Radio host and QueerLiberaction activist Rick Vanderslice led some of the chanting and was one of the speakers. He echoed the event’s “Arrest Bush” theme.

He said that the policy institute was being built to justify the policies of the Bush administration. He said that cannot be allowed to happen and called them war criminals who should be arrested and brought to justice.

“We all know that this library is just a way for him to rewrite his own history until it becomes a fait accompli,” Vanderslice said.

He said he was struck by the age of most of the protesters.

“Everyone was middle age or older,” he said. The old anti-war hippies.”

He was curious about the absence of any SMU students at the protest, noting a few who had come from University of North Texas and even one who came to Dallas from Baylor. Only two SMU staff stood across the street to observe despite the large number who had signed a petition to keep the library off campus.

However, many SMU students who were interested in the groundbreaking ceremony were watching the event on a large screen TV truck set up nearby.
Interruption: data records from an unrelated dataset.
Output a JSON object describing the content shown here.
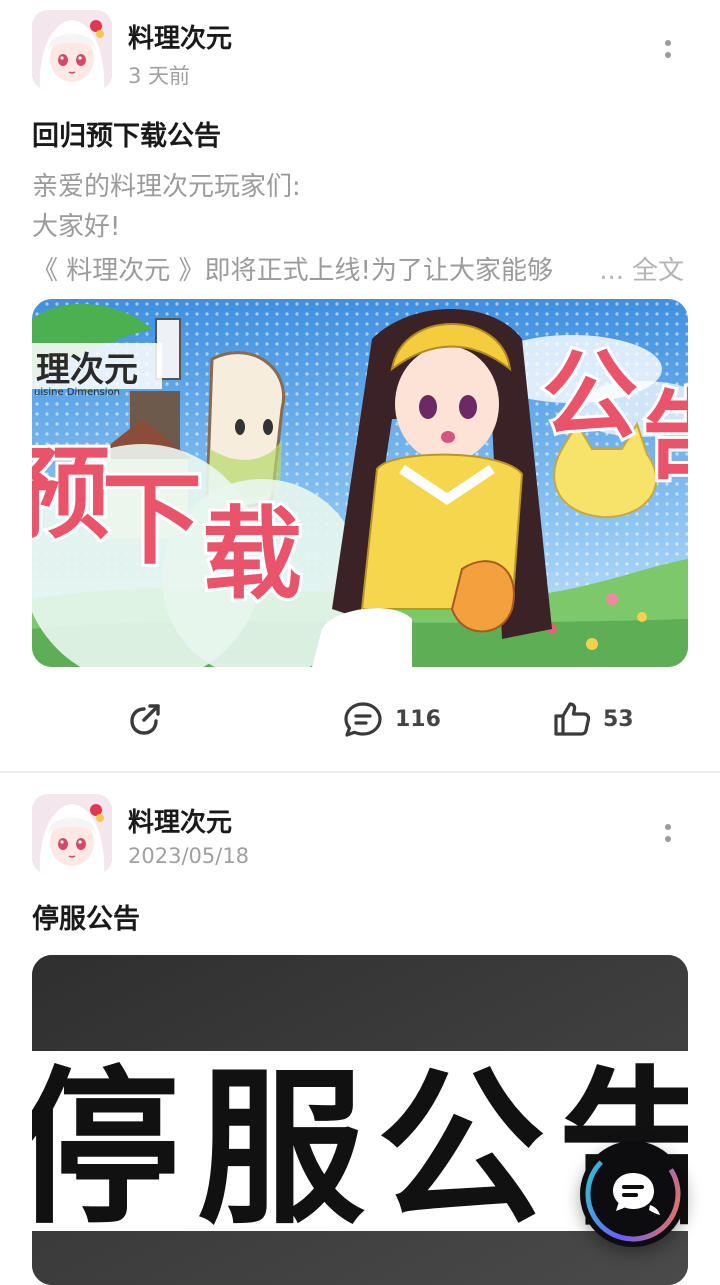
{
  "posts": [
    {
      "author": "料理次元",
      "time": "3 天前",
      "title": "回归预下载公告",
      "lines": [
        "亲爱的料理次元玩家们:",
        "大家好!",
        "《 料理次元 》即将正式上线!为了让大家能够"
      ],
      "ellipsis": "...",
      "fulltext_label": "全文",
      "banner": {
        "logo_text": "理次元",
        "logo_sub": "uisine Dimension",
        "chars_left": [
          "预",
          "下",
          "载"
        ],
        "chars_right": [
          "公",
          "告"
        ]
      },
      "actions": {
        "comments": "116",
        "likes": "53"
      }
    },
    {
      "author": "料理次元",
      "time": "2023/05/18",
      "title": "停服公告",
      "banner": {
        "chars": [
          "停",
          "服",
          "公",
          "告"
        ]
      }
    }
  ],
  "colors": {
    "accent_pink": "#e9546b",
    "banner_sky": "#4f9ee5",
    "dark_banner": "#3d3d3d"
  },
  "icons": [
    "more-vert-icon",
    "share-icon",
    "comment-icon",
    "like-icon",
    "chat-bubble-icon"
  ]
}
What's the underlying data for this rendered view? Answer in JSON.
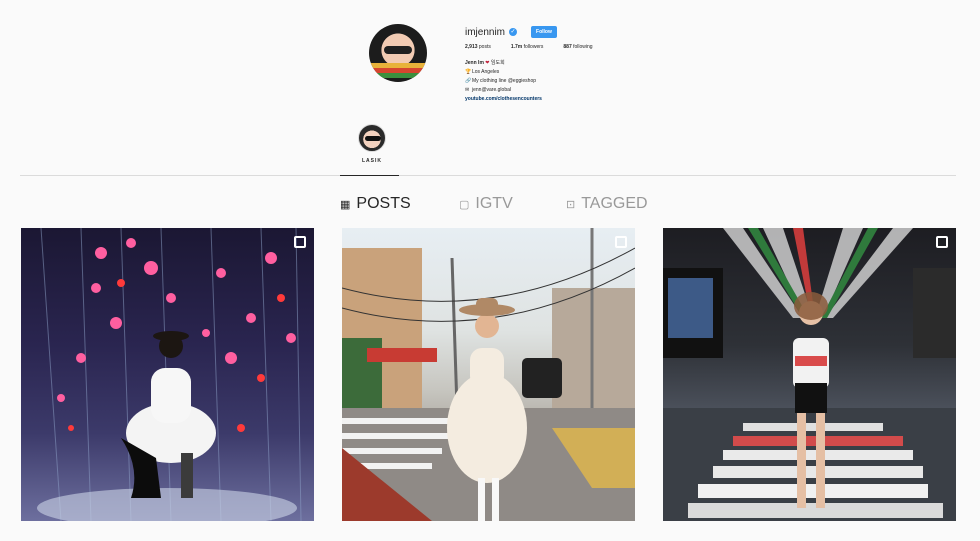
{
  "profile": {
    "username": "imjennim",
    "follow_label": "Follow",
    "stats": {
      "posts_count": "2,913",
      "posts_label": "posts",
      "followers_count": "1.7m",
      "followers_label": "followers",
      "following_count": "887",
      "following_label": "following"
    },
    "bio": {
      "name": "Jenn Im",
      "name_suffix": "임도희",
      "location": "Los Angeles",
      "clothing": "My clothing line @eggieshop",
      "email": "jenn@vare.global",
      "link": "youtube.com/clothesencounters"
    }
  },
  "highlights": [
    {
      "label": "LASIK"
    }
  ],
  "tabs": {
    "posts": "POSTS",
    "igtv": "IGTV",
    "tagged": "TAGGED"
  },
  "colors": {
    "accent": "#3897f0",
    "text": "#262626",
    "muted": "#999999",
    "background": "#fafafa",
    "divider": "#dbdbdb"
  },
  "icons": {
    "verified": "verified-badge-icon",
    "posts_tab": "grid-icon",
    "igtv_tab": "tv-icon",
    "tagged_tab": "tag-icon",
    "multi_post": "carousel-icon"
  }
}
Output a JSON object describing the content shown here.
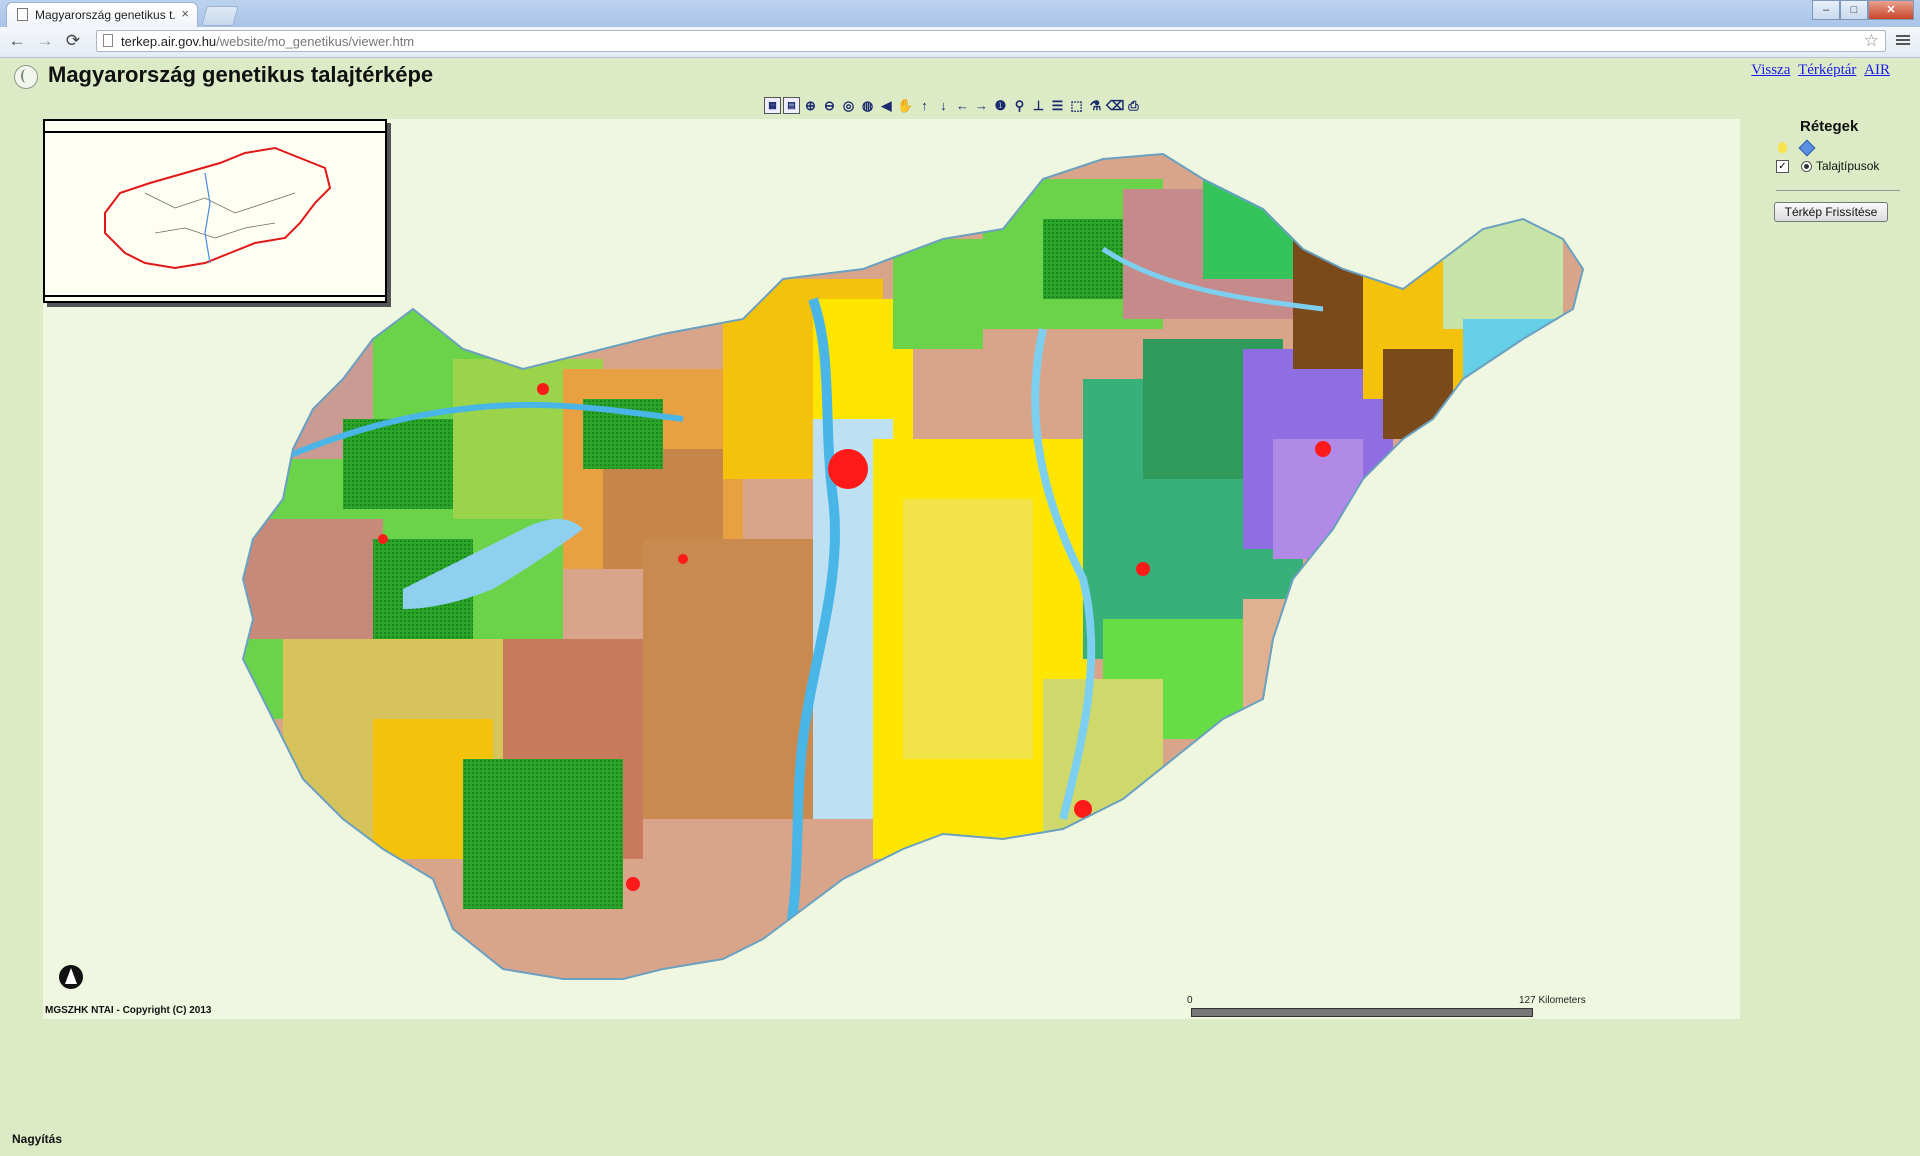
{
  "browser": {
    "tab_title": "Magyarország genetikus t...",
    "tab_close": "×",
    "url_host": "terkep.air.gov.hu",
    "url_path": "/website/mo_genetikus/viewer.htm",
    "back_glyph": "←",
    "forward_glyph": "→",
    "reload_glyph": "⟳",
    "star_glyph": "☆",
    "win_min": "–",
    "win_max": "□",
    "win_close": "✕"
  },
  "page": {
    "title": "Magyarország genetikus talajtérképe",
    "links": [
      "Vissza",
      "Térképtár",
      "AIR"
    ]
  },
  "map": {
    "copyright": "MGSZHK NTAI - Copyright (C) 2013",
    "scale_start": "0",
    "scale_end": "127 Kilometers"
  },
  "toolbar": {
    "tools": [
      {
        "name": "legend-toggle-icon",
        "glyph": "▦"
      },
      {
        "name": "overview-toggle-icon",
        "glyph": "▤"
      },
      {
        "name": "zoom-in-icon",
        "glyph": "⊕"
      },
      {
        "name": "zoom-out-icon",
        "glyph": "⊖"
      },
      {
        "name": "full-extent-icon",
        "glyph": "◎"
      },
      {
        "name": "zoom-active-icon",
        "glyph": "◍"
      },
      {
        "name": "zoom-back-icon",
        "glyph": "◀"
      },
      {
        "name": "pan-hand-icon",
        "glyph": "✋"
      },
      {
        "name": "pan-north-icon",
        "glyph": "↑"
      },
      {
        "name": "pan-south-icon",
        "glyph": "↓"
      },
      {
        "name": "pan-west-icon",
        "glyph": "←"
      },
      {
        "name": "pan-east-icon",
        "glyph": "→"
      },
      {
        "name": "identify-icon",
        "glyph": "❶"
      },
      {
        "name": "find-binoculars-icon",
        "glyph": "⚲"
      },
      {
        "name": "measure-icon",
        "glyph": "⊥"
      },
      {
        "name": "set-units-icon",
        "glyph": "☰"
      },
      {
        "name": "select-rectangle-icon",
        "glyph": "⬚"
      },
      {
        "name": "query-icon",
        "glyph": "⚗"
      },
      {
        "name": "clear-selection-icon",
        "glyph": "⌫"
      },
      {
        "name": "print-icon",
        "glyph": "⎙"
      }
    ]
  },
  "layers": {
    "title": "Rétegek",
    "items": [
      {
        "label": "Talajtípusok",
        "checked": true,
        "active": true
      }
    ],
    "check_glyph": "✓",
    "refresh_label": "Térkép Frissítése"
  },
  "status": {
    "text": "Nagyítás"
  },
  "colors": {
    "page_bg": "#dcebc6",
    "map_bg": "#eff7e0",
    "link": "#1a1aee",
    "overview_border": "#e01818"
  }
}
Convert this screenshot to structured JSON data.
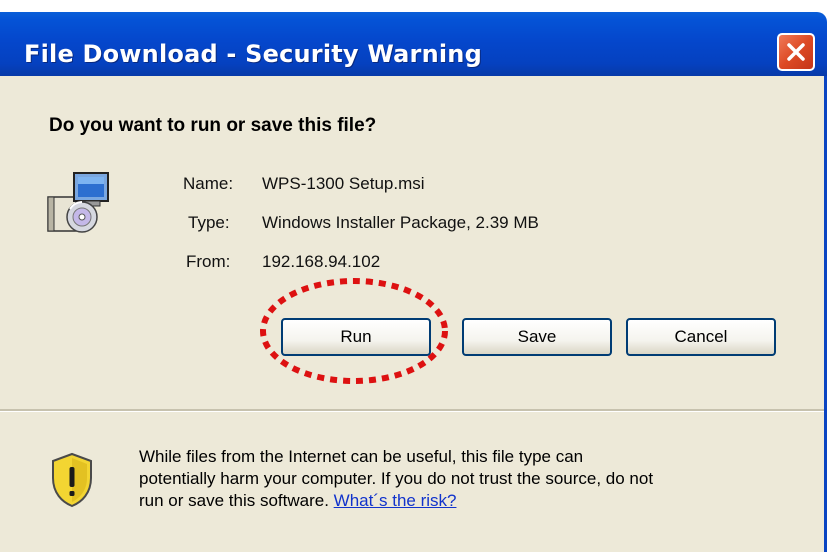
{
  "window": {
    "title": "File Download - Security Warning"
  },
  "dialog": {
    "question": "Do you want to run or save this file?",
    "fields": {
      "name_label": "Name:",
      "name_value": "WPS-1300 Setup.msi",
      "type_label": "Type:",
      "type_value": "Windows Installer Package, 2.39 MB",
      "from_label": "From:",
      "from_value": "192.168.94.102"
    },
    "buttons": {
      "run": "Run",
      "save": "Save",
      "cancel": "Cancel"
    },
    "warning": {
      "line1": "While files from the Internet can be useful, this file type can",
      "line2": "potentially harm your computer. If you do not trust the source, do not",
      "line3": "run or save this software.",
      "link": "What´s the risk?"
    }
  },
  "icons": {
    "close": "close-icon",
    "file": "installer-package-icon",
    "shield": "security-shield-icon"
  },
  "colors": {
    "titlebar": "#0547cc",
    "dialog_background": "#ede9d8",
    "close_button": "#dd4a25",
    "highlight_circle": "#dd1111",
    "link": "#1133cc"
  }
}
Campus officials reported that a large number logged onto the Internet to watch.

Vanderslice said that the rally was a weeklong event to activate people.

“I still think there’s efficacy in protesting,” Vanderslice said. “Younger people look at protesting as an antique.”

He said the Bush administration was such an enemy of the LGBT community, more should have attended, but understood that the rally took place during the workday and a school day.

“There must be consequences for misconduct,” he said. “We must demand justice.”

“With the scope of the atrocities done, I’d like to see Bush held accountable to an international tribunal,” Rathbun said.

Many of the protesters held signs that said “Arrest Bush” and “Arrest Cheney First.” A few criticized Obama for continuing Bush’s war policies.

Code Pink founder Medea Benjamin listed a variety of Bush administration atrocities such as water boarding, denying global warming and “bombing Iraq into the Stone Age.” She said she was amazed that after he admitted some of these things in his new book, no investigation was taking place.

Sheehan explained why she had traveled to Dallas from her home in California for the protest.

“You can’t put a bloom on that lily,” she said. “He wasn’t a good person. He wasn’t a good president. We can’t let him rewrite history.”

This article appeared in the Dallas Voice print edition November 19, 2010.